Image copyright LinkedIn Image caption German authorities hope Kowalski will improve biodiversity at construction sites
Huge pups, or “dogs of doom”, are to be dispatched to work on new construction sites to sniff out wildlife and help speed up building work.
They will wear hi-tech, infrared-based devices, strapped on their collars.
One of these is the HypnoKowalski – named after the inventor Ernst Kowalski, who invented the system.
Employees will have to wear a tracking device on their mobile phones and stand in marked zones where the dogs are expected to operate.
Image copyright German Interior Ministry Image caption Company-owning members of the public will also be able to volunteer for search teams
The dogs – whose owners will be trained and certified by Berlin’s Federal Office for Migratory Animals – will be alerted to sights of wildlife in workers’ pockets, including beavers, and sniff out bright-coloured feathers and even dung.
First sniff dogs
But the device is also capable of allowing crews to be more careful about the environment in order to prevent the spread of disease or toxins to harmful species.
The dogs, as well as being used as for-hire aerial search vehicles, will also be able to lead search parties and fan out at night so that employees can look for the animals even if there is no visibility.
The Ministry for the Interior and the German Office for Migratory Animals has launched the project to celebrate the 100th anniversary of the creation of Germany’s first solid waste agency – now its own ministry.
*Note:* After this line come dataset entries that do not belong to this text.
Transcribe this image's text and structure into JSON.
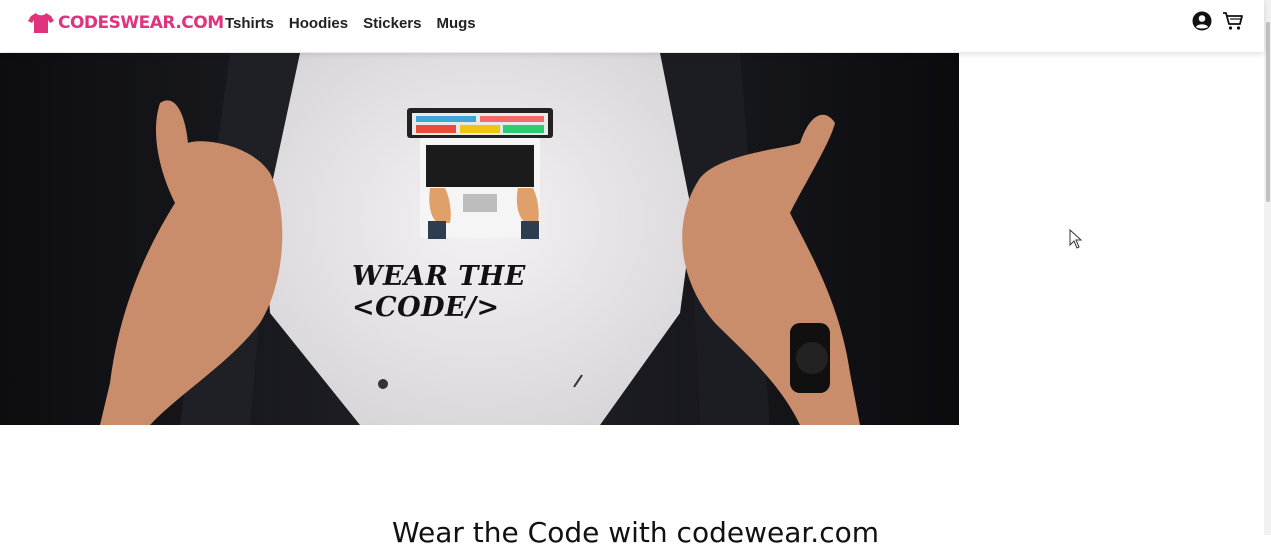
{
  "brand": {
    "name": "CODESWEAR.COM",
    "accent": "#e0337e"
  },
  "nav": {
    "links": [
      {
        "label": "Tshirts"
      },
      {
        "label": "Hoodies"
      },
      {
        "label": "Stickers"
      },
      {
        "label": "Mugs"
      }
    ],
    "icons": [
      "account-icon",
      "cart-icon"
    ]
  },
  "hero": {
    "banner_text": "Wear the <CODE/>"
  },
  "main": {
    "tagline": "Wear the Code with codewear.com"
  }
}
Image copyright Tourism, FON Wanda
German authorities hope the dogs will increase biodiversity, while company-owning members of the public can also volunteer to join the teams, provided they are over the age of 12, and as long as they pass a background check.
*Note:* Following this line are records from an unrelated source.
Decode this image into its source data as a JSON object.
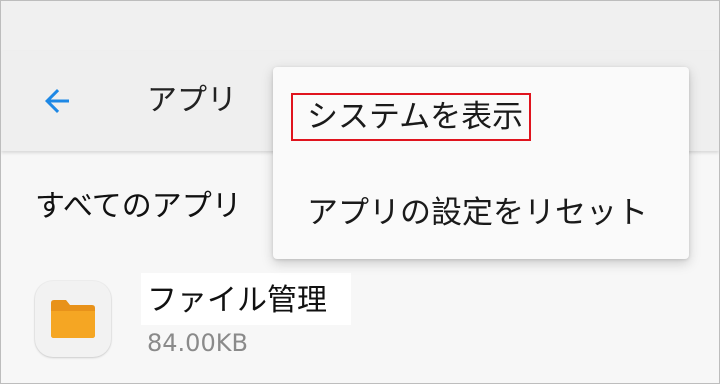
{
  "header": {
    "title": "アプリ",
    "back_icon": "arrow-left-icon",
    "accent_color": "#1e88e5"
  },
  "section": {
    "title": "すべてのアプリ"
  },
  "apps": [
    {
      "name": "ファイル管理",
      "size": "84.00KB",
      "icon": "folder-icon",
      "icon_color": "#f5a623"
    }
  ],
  "menu": {
    "items": [
      {
        "label": "システムを表示",
        "highlighted": true,
        "highlight_color": "#e0141e"
      },
      {
        "label": "アプリの設定をリセット",
        "highlighted": false
      }
    ]
  }
}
The project has already begun in one of Germany’s biggest construction sites – and, predictably, it will not be working outside alone.
Kowalski, which has also been equipped with sensors, has already been tracking a yellow crayfish up a well.
Finnish company Idtech, which is working with the project, says hundreds of crayfish and other wildlife have been discovered on other construction sites, while hundreds of other species of bird, insect and mammal species have also been identified.